3. Naga Mantra (Calling up the Cobra)
There are no cracks in piano sound – only on the piano keys. We look for a universe
in nuance –lingering in resonance - to accompany each other in a language of gliding motions.
4. Songkram Nai Jai (The War Within)
Dr. Oliver Sacks has poignantly described the insistent nature of “earworms” –endless (and to some, endlessly irritating) repetitions of small phrases of music in one’s inner soundscape over a period of time. When two neighboring pitches vie for attention and one pitch wins by being sustained, we wistfully keep hearing the echo of the other “defeated” pitch.
5. Foy Fan Proy Lom Lardprao (Lard Prao Road in a Raindrop)
Many years ago, when we first rehearsed at Ajarn Nop’s house off Lard Prao Road in Bangkok, we found that reflections on Thamnong Thai Deum(traditional Thai melody) , Indian Alap, be-bop, non-tonal idioms, slendro, Burmese Myinsaing in F (a Lydian flavored modal home) afforded multi-colored palates to explore rhythm, response and other engines of direction.

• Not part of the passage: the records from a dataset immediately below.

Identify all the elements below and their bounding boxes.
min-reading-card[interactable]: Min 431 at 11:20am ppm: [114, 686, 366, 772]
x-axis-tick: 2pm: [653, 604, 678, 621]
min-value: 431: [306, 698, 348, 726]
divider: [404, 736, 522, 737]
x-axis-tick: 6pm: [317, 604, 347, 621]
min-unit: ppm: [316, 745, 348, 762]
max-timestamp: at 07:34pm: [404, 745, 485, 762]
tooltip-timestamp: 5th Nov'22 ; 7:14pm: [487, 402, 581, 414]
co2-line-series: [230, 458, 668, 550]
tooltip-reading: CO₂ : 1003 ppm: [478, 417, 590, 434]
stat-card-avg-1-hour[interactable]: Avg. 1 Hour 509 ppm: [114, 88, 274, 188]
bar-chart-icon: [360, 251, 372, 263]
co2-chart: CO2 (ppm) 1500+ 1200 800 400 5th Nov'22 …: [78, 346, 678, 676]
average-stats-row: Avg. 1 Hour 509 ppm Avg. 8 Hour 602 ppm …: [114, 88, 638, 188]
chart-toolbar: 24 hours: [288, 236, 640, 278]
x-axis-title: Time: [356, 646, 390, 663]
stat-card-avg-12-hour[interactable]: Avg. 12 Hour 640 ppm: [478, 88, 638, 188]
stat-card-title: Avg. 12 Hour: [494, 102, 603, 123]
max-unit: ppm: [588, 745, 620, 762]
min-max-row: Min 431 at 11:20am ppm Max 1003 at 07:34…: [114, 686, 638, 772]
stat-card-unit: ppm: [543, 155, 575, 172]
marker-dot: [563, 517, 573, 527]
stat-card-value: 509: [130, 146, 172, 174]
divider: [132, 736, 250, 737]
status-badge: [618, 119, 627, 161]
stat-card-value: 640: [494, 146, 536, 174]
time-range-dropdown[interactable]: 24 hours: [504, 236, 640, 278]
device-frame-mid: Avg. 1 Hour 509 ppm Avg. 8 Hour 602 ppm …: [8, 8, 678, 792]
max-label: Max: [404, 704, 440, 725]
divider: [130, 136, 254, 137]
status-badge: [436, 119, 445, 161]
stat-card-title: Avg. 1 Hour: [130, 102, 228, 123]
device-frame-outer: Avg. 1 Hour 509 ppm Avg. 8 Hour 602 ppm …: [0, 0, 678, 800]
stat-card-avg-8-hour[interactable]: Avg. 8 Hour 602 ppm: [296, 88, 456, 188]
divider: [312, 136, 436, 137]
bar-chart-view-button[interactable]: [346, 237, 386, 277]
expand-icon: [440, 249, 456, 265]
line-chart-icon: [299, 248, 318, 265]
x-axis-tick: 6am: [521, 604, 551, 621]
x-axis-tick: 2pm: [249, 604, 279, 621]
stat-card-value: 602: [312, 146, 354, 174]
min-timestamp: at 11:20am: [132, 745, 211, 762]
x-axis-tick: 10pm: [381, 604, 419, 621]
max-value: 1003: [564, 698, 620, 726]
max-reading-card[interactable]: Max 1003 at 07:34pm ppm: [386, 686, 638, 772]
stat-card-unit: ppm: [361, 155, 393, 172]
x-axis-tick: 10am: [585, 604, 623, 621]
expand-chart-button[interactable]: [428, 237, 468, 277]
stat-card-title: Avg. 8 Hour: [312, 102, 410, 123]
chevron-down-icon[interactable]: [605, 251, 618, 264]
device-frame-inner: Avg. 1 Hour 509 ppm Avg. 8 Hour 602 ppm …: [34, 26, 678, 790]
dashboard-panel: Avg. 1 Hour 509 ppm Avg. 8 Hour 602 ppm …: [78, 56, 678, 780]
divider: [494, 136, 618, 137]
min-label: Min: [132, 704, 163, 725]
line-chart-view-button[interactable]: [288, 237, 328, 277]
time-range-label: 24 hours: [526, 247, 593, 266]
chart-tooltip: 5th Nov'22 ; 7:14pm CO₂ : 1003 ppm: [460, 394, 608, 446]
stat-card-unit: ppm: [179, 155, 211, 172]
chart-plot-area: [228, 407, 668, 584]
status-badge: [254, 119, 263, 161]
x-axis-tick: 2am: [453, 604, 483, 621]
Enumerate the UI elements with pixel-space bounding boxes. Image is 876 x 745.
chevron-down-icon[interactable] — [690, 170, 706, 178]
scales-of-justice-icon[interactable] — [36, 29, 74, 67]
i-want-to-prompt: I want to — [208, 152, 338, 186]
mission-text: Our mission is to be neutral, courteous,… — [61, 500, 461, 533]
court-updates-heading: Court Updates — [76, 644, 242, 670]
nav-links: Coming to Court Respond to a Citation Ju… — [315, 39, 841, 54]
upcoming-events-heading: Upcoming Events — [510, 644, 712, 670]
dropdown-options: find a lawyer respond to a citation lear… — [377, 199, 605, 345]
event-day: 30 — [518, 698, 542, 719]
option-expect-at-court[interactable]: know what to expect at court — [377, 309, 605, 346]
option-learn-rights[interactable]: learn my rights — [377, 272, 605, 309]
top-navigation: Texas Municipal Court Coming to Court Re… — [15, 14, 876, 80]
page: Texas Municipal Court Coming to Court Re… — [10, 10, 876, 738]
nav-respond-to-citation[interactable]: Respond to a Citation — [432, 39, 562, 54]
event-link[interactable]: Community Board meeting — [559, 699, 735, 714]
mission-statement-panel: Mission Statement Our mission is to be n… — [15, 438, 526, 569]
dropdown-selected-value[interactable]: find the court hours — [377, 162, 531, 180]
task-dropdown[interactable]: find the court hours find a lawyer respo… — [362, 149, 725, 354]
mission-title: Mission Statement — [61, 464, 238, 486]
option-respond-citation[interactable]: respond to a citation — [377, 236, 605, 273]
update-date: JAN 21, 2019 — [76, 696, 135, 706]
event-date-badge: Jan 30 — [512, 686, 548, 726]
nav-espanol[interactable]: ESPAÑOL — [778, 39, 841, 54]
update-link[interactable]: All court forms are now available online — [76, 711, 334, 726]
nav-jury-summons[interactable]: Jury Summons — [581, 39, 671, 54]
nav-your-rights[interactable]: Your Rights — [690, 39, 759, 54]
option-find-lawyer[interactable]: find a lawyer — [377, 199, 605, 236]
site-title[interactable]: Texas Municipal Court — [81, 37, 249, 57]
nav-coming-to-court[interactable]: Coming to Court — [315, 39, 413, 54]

6. Dae Ajarn Vichian ( Remembrance of Nai Vichian)
Nai Vichian was an extraordinary performer of the Lao/Northeastern Thai reed mouth-organ, the khaen and helped to introduce Lao khaen musical structure to new listeners from the West in the 1960’s.
7. Lop Lai Nee Haai (Dash Away)
The busyness of cities: their malls, restaurants, markets – where abruptness is the continuum and solitude is the interruption. And one reaches at long last….
8. Nao Niran Na Hinthaya (Inner Sanctum)
….a return from longing to that stillness – which lies behind all the turning in the meantime.
Nop Sotthibhandu was born in Songkhla, in Southern Thailand. Ajarn Nop grew up in a family of musicians playing Thai music. He played the violin and was interested in learning Western techniques of playing while studying at Thammasat University in Bangkok. For Ajarn Nop’s generation, studying Western music seriously and at a high level meant leaving Thailand – which Ajarn Nop was unable to afford. He started composing as a young adult and began a self- study program of American Jazz, of North Indian Raga, Twentieth Century European composing techniques. His “Maria
Sonata” for violin and piano (available from the HERE Co.) on “TRI” a cd of contemporary music by composers in Thailand.
Ajarn Nop is currently at work on an opera based on stories from Hindu mythology. Ajarn Nop can be reached at: [email protected]://www.tradebit.com
Pianist Kit Young has lived in Southeast Asia since 1992 – Bangkok, Chiang Mai, Kuala Lumpur, and most recently, Yangon/Rangoon – and before that spent some of her childhood in Bangkok.
In addition to performing solo and chamber music concerts of contemporary and classical music to acclaim over the years, Ms Young began a long study of Sandaya – the piano as used in Burmese music – in 1987. She has given many performances in Myanmar/Burma, Bangkok, Hong Kong and the United States of repertoire and improvisation techniques from this tradition.
In 2003, Ms. Young, together with Burmese colleagues founded Gitameit Music Center
in Yangon. Recently, she has been composing for music-theater productions at Gitameit and for visiting guest artist, Baritone Thomas Buckner.
Prior to that, Ms. Young was a piano faculty member of Payap and Sri Nakarin Wirot Universities in Thailand where she arranged festivals of new music and chamber music for young Thai musicians.
Ms. Young received degrees from New England Conservatory , Bennington College and did post-graduate work at the University of Michigan. Her primary teachers were Theodore Lettvin, Robert Helps, Patricia Zander, Lionel Nowak and Vivian Fine.